Despite the success of design-driven brands such as Apple, Target and Starbucks, the amusement park of Mini-Swirlz and Cookie Crisps has remained immune to the clean, serene signage of modern life. Kellogg's continues to let its bilious yellow boxes of Corn Pops explode in a bizarre, '50s-style pow of crimson lettering, and packages of Reese's Puffs are so garish they could hold their own on the Las Vegas Strip.
Generations of Americans have been subjected to this cardboard jumble in the store, and at home, the cereal box has persisted as a breakfast-time billboard. But a good billboard is a terrible thing to waste.
So it's a great relief to see a major design upgrade on the shelves at Safeway. Its new house brand, O Organics, comes in a package so gorgeously restrained that it looks like a mistake. The box has no movie-land pirates to wow kids and no promises of weight loss for bloating boomers. There's a photo of flakes in a simple white bowl. The only pitch — the word "organics" — is writ large under a thin blue "O"; for backdrop, a delicious ribbon of color flows from tangerine to lime.
Brian Dowling, spokesman for O Organics, declined to explain the low-key approach for the brand, which debuted a few months ago in products throughout the store. He would say, though, that preliminary feedback has been good.
"The boxes are beautiful," said Marion Nestle, nutrition expert and author of "Food Politics: How the Food Industry Influences Nutrition and Health" (2002) and "What to Eat" (2006), who spotted them in New York.
Nestle described cereal packaging as "food marketing at its most aggressive and vanguardish."
"It's a race to the bottom," complained Michael Bierut, a graphic designer with the international design firm Pentagram.
Bierut likens the cereal-box zeitgeist to supermarket tabloid covers. In both cases, "these people would claim to be competing for eyeballs," he said. "Their idea is that the only way to prevail is to make it bigger, to scream louder."
"It's almost like a centerpiece," said Joe Duffy of Minneapolis-based Duffy & Partners, which designed a highly regarded logo for Kellogg's Smart Start. "Packaging is a statement. You bring it into your home. Wouldn't we all prefer something that looks good instead of something obnoxious?"
Big brands such as Kellogg and General Mills decline to identify their designers, so it's hard to assign blame for the visual cacophony. Cereal boxes have been this way since the 1950s, though, when the Leo Burnett advertising agency advised the Kellogg company to treat the box as a magazine cover and the aisle as a newsstand, according to "Cerealizing America: The Unsweetened Story of American Breakfast Cereal," by Scott Bruce and Bill Crawford.
Chee Pearlman, former editor of I.D. magazine, came across that tale while preparing a cover story on "the intense manipulation and the intense graphics" of cereal packaging. "They all have this special dynamism, keeping everything in motion so it's all alive and moving," she said.
There is plenty of rationale for revision if a company wants to take a calculated risk.

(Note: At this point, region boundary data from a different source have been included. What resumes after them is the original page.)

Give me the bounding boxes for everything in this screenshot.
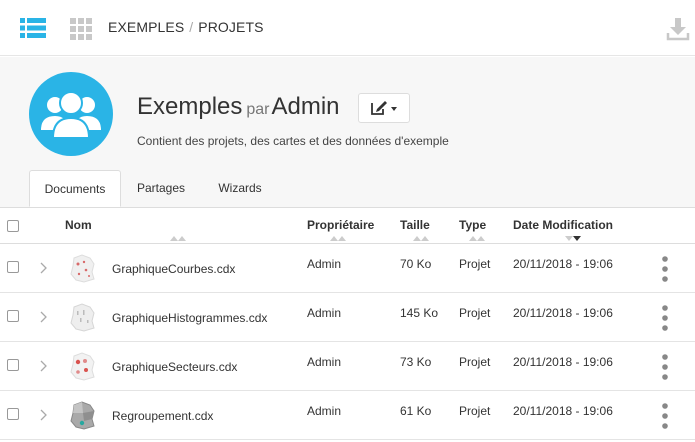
title-by-word: par — [246, 101, 270, 118]
download-icon[interactable] — [666, 17, 690, 41]
edit-icon — [371, 101, 397, 115]
tab-wizards[interactable]: Wizards — [206, 170, 274, 207]
vertical-dots-icon[interactable] — [660, 403, 670, 429]
column-header-proprietaire[interactable]: Propriétaire — [307, 218, 374, 232]
chevron-right-icon[interactable] — [38, 409, 48, 421]
table-row[interactable]: GraphiqueHistogrammes.cdx Admin 145 Ko P… — [0, 293, 695, 342]
row-size: 73 Ko — [400, 355, 432, 369]
tab-documents[interactable]: Documents — [29, 170, 121, 207]
sort-arrows-icon[interactable] — [328, 235, 348, 241]
breadcrumb: EXEMPLES / PROJETS — [108, 19, 264, 35]
sort-arrows-icon[interactable] — [168, 235, 188, 241]
sort-arrows-icon[interactable] — [411, 235, 431, 241]
table-header: Nom Propriétaire Taille Type Date Modifi… — [0, 207, 695, 244]
row-date: 20/11/2018 - 19:06 — [513, 404, 613, 418]
breadcrumb-separator: / — [189, 19, 194, 35]
chevron-right-icon[interactable] — [38, 262, 48, 274]
breadcrumb-current: PROJETS — [198, 19, 264, 35]
user-group-icon — [29, 72, 113, 156]
grid-icon[interactable] — [70, 18, 92, 40]
vertical-dots-icon[interactable] — [660, 354, 670, 380]
row-checkbox[interactable] — [7, 261, 19, 273]
documents-table: Nom Propriétaire Taille Type Date Modifi… — [0, 207, 695, 440]
vertical-dots-icon[interactable] — [660, 305, 670, 331]
project-title: Exemples parAdmin — [137, 93, 340, 121]
table-row[interactable]: GraphiqueCourbes.cdx Admin 70 Ko Projet … — [0, 244, 695, 293]
tab-partages[interactable]: Partages — [126, 170, 196, 207]
vertical-dots-icon[interactable] — [660, 256, 670, 282]
chevron-right-icon[interactable] — [38, 360, 48, 372]
row-checkbox[interactable] — [7, 359, 19, 371]
row-name[interactable]: GraphiqueHistogrammes.cdx — [112, 311, 267, 325]
column-header-date-modification[interactable]: Date Modification — [513, 218, 613, 232]
row-owner: Admin — [307, 404, 342, 418]
sort-descending-icon[interactable] — [563, 235, 583, 241]
row-size: 70 Ko — [400, 257, 432, 271]
row-date: 20/11/2018 - 19:06 — [513, 257, 613, 271]
row-checkbox[interactable] — [7, 408, 19, 420]
breadcrumb-root[interactable]: EXEMPLES — [108, 19, 184, 35]
row-owner: Admin — [307, 355, 342, 369]
row-name[interactable]: GraphiqueSecteurs.cdx — [112, 360, 237, 374]
row-type: Projet — [459, 404, 491, 418]
top-bar: EXEMPLES / PROJETS — [0, 0, 695, 56]
france-map-thumbnail-icon — [70, 254, 95, 283]
table-row[interactable]: Regroupement.cdx Admin 61 Ko Projet 20/1… — [0, 391, 695, 440]
column-header-nom[interactable]: Nom — [65, 218, 92, 232]
row-owner: Admin — [307, 257, 342, 271]
column-header-taille[interactable]: Taille — [400, 218, 430, 232]
row-size: 61 Ko — [400, 404, 432, 418]
sort-arrows-icon[interactable] — [467, 235, 487, 241]
row-type: Projet — [459, 257, 491, 271]
france-map-thumbnail-icon — [70, 303, 95, 332]
column-header-type[interactable]: Type — [459, 218, 486, 232]
row-date: 20/11/2018 - 19:06 — [513, 306, 613, 320]
row-size: 145 Ko — [400, 306, 439, 320]
chevron-right-icon[interactable] — [38, 311, 48, 323]
row-name[interactable]: Regroupement.cdx — [112, 409, 213, 423]
list-menu-icon[interactable] — [20, 18, 46, 38]
france-map-thumbnail-icon — [70, 352, 95, 381]
table-row[interactable]: GraphiqueSecteurs.cdx Admin 73 Ko Projet… — [0, 342, 695, 391]
project-owner: Admin — [271, 93, 340, 120]
row-owner: Admin — [307, 306, 342, 320]
project-name: Exemples — [137, 93, 243, 120]
tab-bar: Documents Partages Wizards — [0, 170, 695, 207]
select-all-checkbox[interactable] — [7, 220, 19, 232]
row-type: Projet — [459, 355, 491, 369]
row-date: 20/11/2018 - 19:06 — [513, 355, 613, 369]
project-description: Contient des projets, des cartes et des … — [137, 134, 449, 148]
row-name[interactable]: GraphiqueCourbes.cdx — [112, 262, 235, 276]
edit-dropdown-button[interactable] — [358, 93, 410, 123]
row-checkbox[interactable] — [7, 310, 19, 322]
row-type: Projet — [459, 306, 491, 320]
france-map-thumbnail-icon — [70, 401, 95, 430]
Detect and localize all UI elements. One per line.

Although more than 90 percent of U.S. households purchase cold cereal, the $7 billion business is flat as a pancake as companies face a declining consumer base.
Most cereal companies have responded by using every digital design trick — morphing type, flashier colors, holograms, foil paper, free gifts and licensed characters — to stop shoppers in their tracks.
That approach feeds conventional wisdom that children won't eat if boxes can't compete with Saturday-morning cartoons or video games. But in a survey of shoppers, Mintel found that more than half the women who make the buying decisions said they were not influenced by characters on the box, or by pleas from their children. Men were twice as likely to be persuaded by the box or the child — but they were less likely to be in the store.